In an interview with his pastor in 1976, he described how he and a group of other soldiers were taken from their training camp to New York, “in the light of the Statue of Liberty,” where they were loaded onto a flotilla of fourteen ships. Departing early one morning to cross the Atlantic Ocean, planes and huge zeppelins went with them a little ways before returning to port. Their flotilla continued to travel together until they were close to Europe, where the vessels separated and sailed to different destinations. The men on Grandpa Brown’s ship disembarked in Scotland for further training before traveling down through England and across the English Channel to Le Havre, France. Soon, he was at the front of the battle.

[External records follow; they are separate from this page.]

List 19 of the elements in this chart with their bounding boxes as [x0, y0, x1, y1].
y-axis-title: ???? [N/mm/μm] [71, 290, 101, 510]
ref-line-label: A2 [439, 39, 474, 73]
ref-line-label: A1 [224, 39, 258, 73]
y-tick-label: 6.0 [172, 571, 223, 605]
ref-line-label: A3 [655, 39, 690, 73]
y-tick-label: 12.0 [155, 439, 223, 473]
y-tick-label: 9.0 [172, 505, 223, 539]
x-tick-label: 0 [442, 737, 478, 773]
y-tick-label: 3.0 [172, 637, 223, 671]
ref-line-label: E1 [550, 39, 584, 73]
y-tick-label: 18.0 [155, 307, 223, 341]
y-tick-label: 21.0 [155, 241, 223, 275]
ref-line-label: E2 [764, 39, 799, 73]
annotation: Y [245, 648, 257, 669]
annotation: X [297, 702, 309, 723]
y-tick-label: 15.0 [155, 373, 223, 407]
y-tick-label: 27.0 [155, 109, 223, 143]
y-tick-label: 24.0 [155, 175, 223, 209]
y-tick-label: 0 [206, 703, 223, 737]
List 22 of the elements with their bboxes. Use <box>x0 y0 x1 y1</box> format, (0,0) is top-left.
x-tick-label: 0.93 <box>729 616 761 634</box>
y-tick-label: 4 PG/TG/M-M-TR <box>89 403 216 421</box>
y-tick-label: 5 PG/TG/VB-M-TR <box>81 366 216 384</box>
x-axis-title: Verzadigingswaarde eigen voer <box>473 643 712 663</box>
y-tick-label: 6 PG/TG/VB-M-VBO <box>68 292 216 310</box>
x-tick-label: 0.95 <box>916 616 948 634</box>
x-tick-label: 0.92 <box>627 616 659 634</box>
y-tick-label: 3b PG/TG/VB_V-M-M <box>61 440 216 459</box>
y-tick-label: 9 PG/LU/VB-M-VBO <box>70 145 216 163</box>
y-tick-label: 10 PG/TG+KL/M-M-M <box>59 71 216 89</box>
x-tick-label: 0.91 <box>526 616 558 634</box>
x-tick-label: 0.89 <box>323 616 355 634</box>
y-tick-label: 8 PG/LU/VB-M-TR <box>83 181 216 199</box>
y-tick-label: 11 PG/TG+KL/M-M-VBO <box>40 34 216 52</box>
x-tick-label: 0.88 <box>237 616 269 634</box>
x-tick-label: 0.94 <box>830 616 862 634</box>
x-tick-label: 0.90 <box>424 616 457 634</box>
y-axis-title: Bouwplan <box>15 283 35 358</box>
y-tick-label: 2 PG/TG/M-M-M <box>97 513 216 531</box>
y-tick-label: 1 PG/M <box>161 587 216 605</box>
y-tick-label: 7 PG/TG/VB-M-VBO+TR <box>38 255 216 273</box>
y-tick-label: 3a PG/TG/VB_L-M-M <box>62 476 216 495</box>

He related that by the time they got to the Front, it was late in the year. “We began to feel the cold pretty strong. We had to dig in, and I just about like to froze. We would dig a hole wide enough for two. We had oversize caps inside our helmets, and to sleep, we would pull them down over our heads and put our heads right up in the helmet, then butt the helmet up against the bank. That would act as a pillow. I never had my shoes off for two weeks and my socks just about growed to my feet.”

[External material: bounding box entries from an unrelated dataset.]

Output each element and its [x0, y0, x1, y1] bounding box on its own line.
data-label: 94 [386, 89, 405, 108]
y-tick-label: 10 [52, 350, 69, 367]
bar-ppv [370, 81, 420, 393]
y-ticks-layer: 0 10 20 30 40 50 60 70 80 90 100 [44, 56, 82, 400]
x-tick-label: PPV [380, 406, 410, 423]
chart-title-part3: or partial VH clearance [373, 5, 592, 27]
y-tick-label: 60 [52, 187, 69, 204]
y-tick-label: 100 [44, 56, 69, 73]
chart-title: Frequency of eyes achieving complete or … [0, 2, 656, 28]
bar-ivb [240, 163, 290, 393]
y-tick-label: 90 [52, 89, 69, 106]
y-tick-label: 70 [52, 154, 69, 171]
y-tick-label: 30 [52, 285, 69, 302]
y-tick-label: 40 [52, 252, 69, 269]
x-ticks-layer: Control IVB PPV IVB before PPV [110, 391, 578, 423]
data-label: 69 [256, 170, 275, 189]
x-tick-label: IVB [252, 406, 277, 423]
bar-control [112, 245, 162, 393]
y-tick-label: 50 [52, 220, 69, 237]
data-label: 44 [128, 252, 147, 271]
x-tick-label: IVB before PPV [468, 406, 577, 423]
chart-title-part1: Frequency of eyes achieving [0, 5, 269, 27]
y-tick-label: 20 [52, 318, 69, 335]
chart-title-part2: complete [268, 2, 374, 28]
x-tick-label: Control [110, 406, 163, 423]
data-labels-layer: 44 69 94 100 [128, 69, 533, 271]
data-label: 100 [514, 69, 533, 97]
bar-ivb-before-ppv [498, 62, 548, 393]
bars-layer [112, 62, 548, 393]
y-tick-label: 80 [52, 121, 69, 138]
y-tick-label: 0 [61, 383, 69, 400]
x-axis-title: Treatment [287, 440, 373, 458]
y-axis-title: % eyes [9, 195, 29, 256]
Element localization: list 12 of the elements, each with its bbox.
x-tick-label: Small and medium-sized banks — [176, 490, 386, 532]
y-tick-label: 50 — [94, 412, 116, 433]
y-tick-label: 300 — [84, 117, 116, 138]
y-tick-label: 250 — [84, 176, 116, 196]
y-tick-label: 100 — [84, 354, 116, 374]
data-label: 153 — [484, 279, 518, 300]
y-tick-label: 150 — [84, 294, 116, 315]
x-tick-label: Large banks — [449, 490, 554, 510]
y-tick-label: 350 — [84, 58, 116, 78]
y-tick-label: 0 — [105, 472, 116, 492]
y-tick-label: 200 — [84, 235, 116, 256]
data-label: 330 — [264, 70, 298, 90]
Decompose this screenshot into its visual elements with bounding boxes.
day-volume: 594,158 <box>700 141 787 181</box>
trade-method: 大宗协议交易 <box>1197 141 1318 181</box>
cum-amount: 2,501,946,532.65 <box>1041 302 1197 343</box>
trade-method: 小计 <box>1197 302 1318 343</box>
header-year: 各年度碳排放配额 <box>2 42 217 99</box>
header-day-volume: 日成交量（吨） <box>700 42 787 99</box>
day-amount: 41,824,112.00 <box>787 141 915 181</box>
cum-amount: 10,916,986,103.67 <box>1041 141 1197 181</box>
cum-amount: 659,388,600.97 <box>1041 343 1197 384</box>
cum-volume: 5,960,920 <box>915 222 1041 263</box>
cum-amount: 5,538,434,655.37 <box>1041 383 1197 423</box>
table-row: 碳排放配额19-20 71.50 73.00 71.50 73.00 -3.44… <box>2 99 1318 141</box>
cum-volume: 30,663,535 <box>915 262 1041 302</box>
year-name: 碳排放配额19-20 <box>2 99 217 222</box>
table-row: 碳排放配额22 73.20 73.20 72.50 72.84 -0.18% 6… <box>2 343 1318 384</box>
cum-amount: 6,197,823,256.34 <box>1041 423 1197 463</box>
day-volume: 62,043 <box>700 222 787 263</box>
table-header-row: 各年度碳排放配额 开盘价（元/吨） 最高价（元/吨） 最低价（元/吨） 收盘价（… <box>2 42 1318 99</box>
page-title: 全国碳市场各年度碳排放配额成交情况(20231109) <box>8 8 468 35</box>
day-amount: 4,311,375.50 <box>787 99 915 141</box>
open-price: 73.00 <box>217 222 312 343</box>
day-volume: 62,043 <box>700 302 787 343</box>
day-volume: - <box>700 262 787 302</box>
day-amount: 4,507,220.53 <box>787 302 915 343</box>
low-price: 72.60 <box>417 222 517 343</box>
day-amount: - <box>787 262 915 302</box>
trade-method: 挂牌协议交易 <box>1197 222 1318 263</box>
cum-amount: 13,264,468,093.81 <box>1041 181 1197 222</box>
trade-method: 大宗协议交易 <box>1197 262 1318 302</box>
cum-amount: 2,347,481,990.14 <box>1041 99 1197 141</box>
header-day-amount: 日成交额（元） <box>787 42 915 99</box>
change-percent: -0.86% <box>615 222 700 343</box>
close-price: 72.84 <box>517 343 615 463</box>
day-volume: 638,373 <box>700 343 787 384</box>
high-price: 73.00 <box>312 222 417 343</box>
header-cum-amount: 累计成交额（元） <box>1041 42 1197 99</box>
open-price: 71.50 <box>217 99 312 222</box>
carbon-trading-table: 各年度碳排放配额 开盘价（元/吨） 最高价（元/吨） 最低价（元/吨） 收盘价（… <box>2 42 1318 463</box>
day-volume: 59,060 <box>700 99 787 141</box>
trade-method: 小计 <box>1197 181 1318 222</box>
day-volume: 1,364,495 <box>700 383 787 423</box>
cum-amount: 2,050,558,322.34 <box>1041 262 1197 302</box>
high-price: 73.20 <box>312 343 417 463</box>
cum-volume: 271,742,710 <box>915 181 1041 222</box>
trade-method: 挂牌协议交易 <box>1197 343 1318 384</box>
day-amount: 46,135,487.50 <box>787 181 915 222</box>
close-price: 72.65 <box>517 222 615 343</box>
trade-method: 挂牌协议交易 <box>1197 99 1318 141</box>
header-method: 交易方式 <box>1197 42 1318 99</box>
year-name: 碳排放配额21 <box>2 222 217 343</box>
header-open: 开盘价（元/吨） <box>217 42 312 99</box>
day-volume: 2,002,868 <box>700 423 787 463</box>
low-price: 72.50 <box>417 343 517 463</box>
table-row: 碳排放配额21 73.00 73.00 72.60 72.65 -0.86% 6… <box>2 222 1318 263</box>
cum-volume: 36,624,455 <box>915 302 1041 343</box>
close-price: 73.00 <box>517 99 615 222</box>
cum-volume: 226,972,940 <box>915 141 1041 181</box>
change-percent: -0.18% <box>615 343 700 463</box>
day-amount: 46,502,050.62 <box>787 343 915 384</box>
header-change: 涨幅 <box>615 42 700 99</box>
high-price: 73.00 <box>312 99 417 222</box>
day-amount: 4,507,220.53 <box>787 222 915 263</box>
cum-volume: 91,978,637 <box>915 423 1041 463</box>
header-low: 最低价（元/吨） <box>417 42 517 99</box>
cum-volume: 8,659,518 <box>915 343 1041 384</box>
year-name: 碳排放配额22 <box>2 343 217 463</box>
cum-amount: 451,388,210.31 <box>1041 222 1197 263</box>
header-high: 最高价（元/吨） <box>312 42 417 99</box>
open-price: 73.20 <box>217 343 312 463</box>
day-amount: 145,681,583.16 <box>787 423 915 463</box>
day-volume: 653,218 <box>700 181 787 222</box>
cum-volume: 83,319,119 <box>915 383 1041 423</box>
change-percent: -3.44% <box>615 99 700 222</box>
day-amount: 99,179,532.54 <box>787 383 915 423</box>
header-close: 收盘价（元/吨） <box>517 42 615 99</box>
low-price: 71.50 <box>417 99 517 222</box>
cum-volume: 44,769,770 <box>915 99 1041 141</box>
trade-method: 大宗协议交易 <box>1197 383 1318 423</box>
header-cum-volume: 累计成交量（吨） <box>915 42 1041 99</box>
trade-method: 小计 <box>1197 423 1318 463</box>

He described the night before they were to move to the front lines in the Argonne Forest, saying, “The boys were waiting for daylight to come. There was cursing and carrying on, but I felt like I wanted to pray. I would look away to the star-lit sky; it seemed so peaceful up there. Down below was such turmoil.” He told the Lord that if it was His will, he knew God could see him through safely. Right there the Lord dropped a promise into his heart, “A thousand shall fall at thy side, and ten thousand at thy right hand; but it shall not come nigh thee” (Psalm 91:7). He related, “I felt the mighty arm of God bared in my behalf.”

After fighting in France, their unit relocated to Ypres, a town in the province of West Flanders in Belgium. Ypres occupied a strategic position because it stood in the path of Germany's planned sweep across the rest of Belgium and into France from the north. The First Battle of Ypres had already occurred, and Grandpa Brown recalled, “That was a shot up place. All the limbs were shot off the trees and what were left of the buildings were just wrecks. We hiked all day to get out of no man’s land, one shell hole after another.”

During that time, he faced heavy combat with many casualties occurring all around him. Once a machine gunner tried to get him. He was lying in a shallow depression in the ground, and the machine gun bullets were chewing up the dirt around him. However, God was true to His promise. Though comrades fell around him, Grandpa Brown returned safely after the war ended.

While we may never serve in the military or be called to participate in physical warfare, each of us is engaged in a very real spiritual battle. From the time of Lucifer’s rebellion until now, evil has been in combat against good. After Adam and Eve succumbed to temptation in the Garden, their fallen nature was transmitted to the entire human race. Thankfully, Jesus paid the price for our redemption by shedding His innocent blood on Calvary, and those who confess and forsake their sins can be saved. However, the enemy of our soul does not surrender when we become Christians! He continues to fight to destroy us spiritually, employing tactics designed to cause us to surrender to him. By the grace of God, though, we can overcome.

Grandpa Brown not only was part of the victorious army of World War I, but he also withstood our spiritual enemy. He lived to become a family patriarch—four generations later, many of his descendants are now saved and serving the Lord. I am so glad Grandpa Brown refused to abandon his troop or his faith! He served God in the Apostolic Faith until he passed away in January of 1980, and was an example of commitment and perseverance. I married his granddaughter a short time before he died, and we now have our own children and grandchildren holding fast to the same Gospel he held dear.

You will read other accounts of victory in this magazine, as well as instruction in how to withstand the attempts of our spiritual enemy. We hope it all will encourage you to persevere. Both those around us and the generations following depend upon us to be faithful. Our determination to continue in this “good fight of faith” will be rewarded, both in this life and the life to come.